IA e inovação em aprendizagem   •  Artigo  •  6 min

Por que programas de gestão de mudanças ficam estagnados mesmo após a realização de treinamentos

Novas iniciativas estão acontecendo neste exato momento. Em algum lugar do mundo, uma empresa está adotando uma nova ferramenta de IA, inovando nas operações de vendas ou introduzindo um novo componente na estrutura tecnológica. Todos esses casos parecem ter o respaldo de um orçamento e a pressão de grandes expectativas. Seja qual for o foco, a mensagem é clara: o sucesso é imprescindível. Portanto, sua equipe assume uma postura de responsabilidade perante propostas como essas.

É muito comum que programas como os que citamos sigam um padrão. À primeira vista, tudo parece promissor: a implantação e os treinamentos acontecem sem atropelos; e as métricas de sucesso, como taxas de conclusões ou de adoções, avançam conforme o esperado. A sensação que fica é a da vitória.

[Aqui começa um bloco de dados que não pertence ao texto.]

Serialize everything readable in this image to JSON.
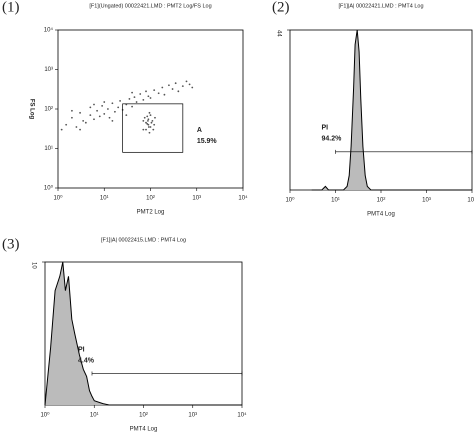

Mas será que essa vitória é real?

Quando o suporte atento e a gestão deliberada da mudança diminuem após a fase inicial, é possível que as coisas desandem. Novos comportamentos não se sedimentam, a taxa de uso cai, e os ganhos de produtividade que justificaram os investimentos não se concretizam.

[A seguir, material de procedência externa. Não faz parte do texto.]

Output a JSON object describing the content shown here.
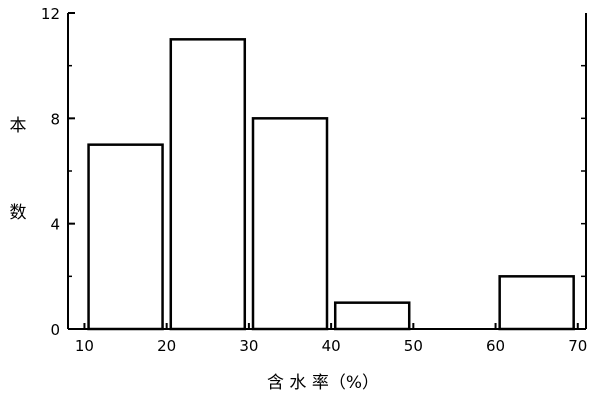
{
  "chart_data": {
    "type": "bar",
    "xlabel": "含 水 率（%）",
    "ylabel": "本数",
    "bins": [
      {
        "x0": 10,
        "x1": 20,
        "value": 7
      },
      {
        "x0": 20,
        "x1": 30,
        "value": 11
      },
      {
        "x0": 30,
        "x1": 40,
        "value": 8
      },
      {
        "x0": 40,
        "x1": 50,
        "value": 1
      },
      {
        "x0": 50,
        "x1": 60,
        "value": 0
      },
      {
        "x0": 60,
        "x1": 70,
        "value": 2
      }
    ],
    "x_ticks": [
      10,
      20,
      30,
      40,
      50,
      60,
      70
    ],
    "y_ticks": [
      0,
      4,
      8,
      12
    ],
    "xlim": [
      8,
      71
    ],
    "ylim": [
      0,
      12
    ],
    "grid": false,
    "colors": {
      "stroke": "#000000",
      "fill": "#ffffff"
    }
  }
}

Não se sabe por que isso acontece.

Apenas 32% dos líderes empresariais relatam conseguir fazer com que os colaboradores adotem mudanças de forma saudável, e menos da metade dos colaboradores afirmam que, de fato, conseguiram alcançar os objetivos das mudanças que suas organizações estabeleceram.

Dito isso, qual é o segredo do sucesso na execução de programas de mudanças? Quando os dados indicarem que a iniciativa está saindo dos trilhos, não corra para intensificar a comunicação, providenciar mais conteúdos nem implementar mais programas. Afinal, tudo isso pode ser parte do problema. A única pergunta a ser feita é: por quê?

O segredo do sucesso: entender por que os programas de transformação funcionam (ou fracassam)

Embora haja uma importância óbvia em entender por que programas fracassam, compreender por que eles alcançam o sucesso também é crucial.

A maioria das organizações só corre atrás do “porquê” quando algo dá errado. Quando um programa é considerado bem-sucedido, as empresas comemoram a vitória e partem para a próxima missão. Contudo, sem entender os fatores que propiciaram esse sucesso, é quase impossível replicá-lo intencionalmente. O sucesso vira uma bênção do acaso, em vez de algo intencional.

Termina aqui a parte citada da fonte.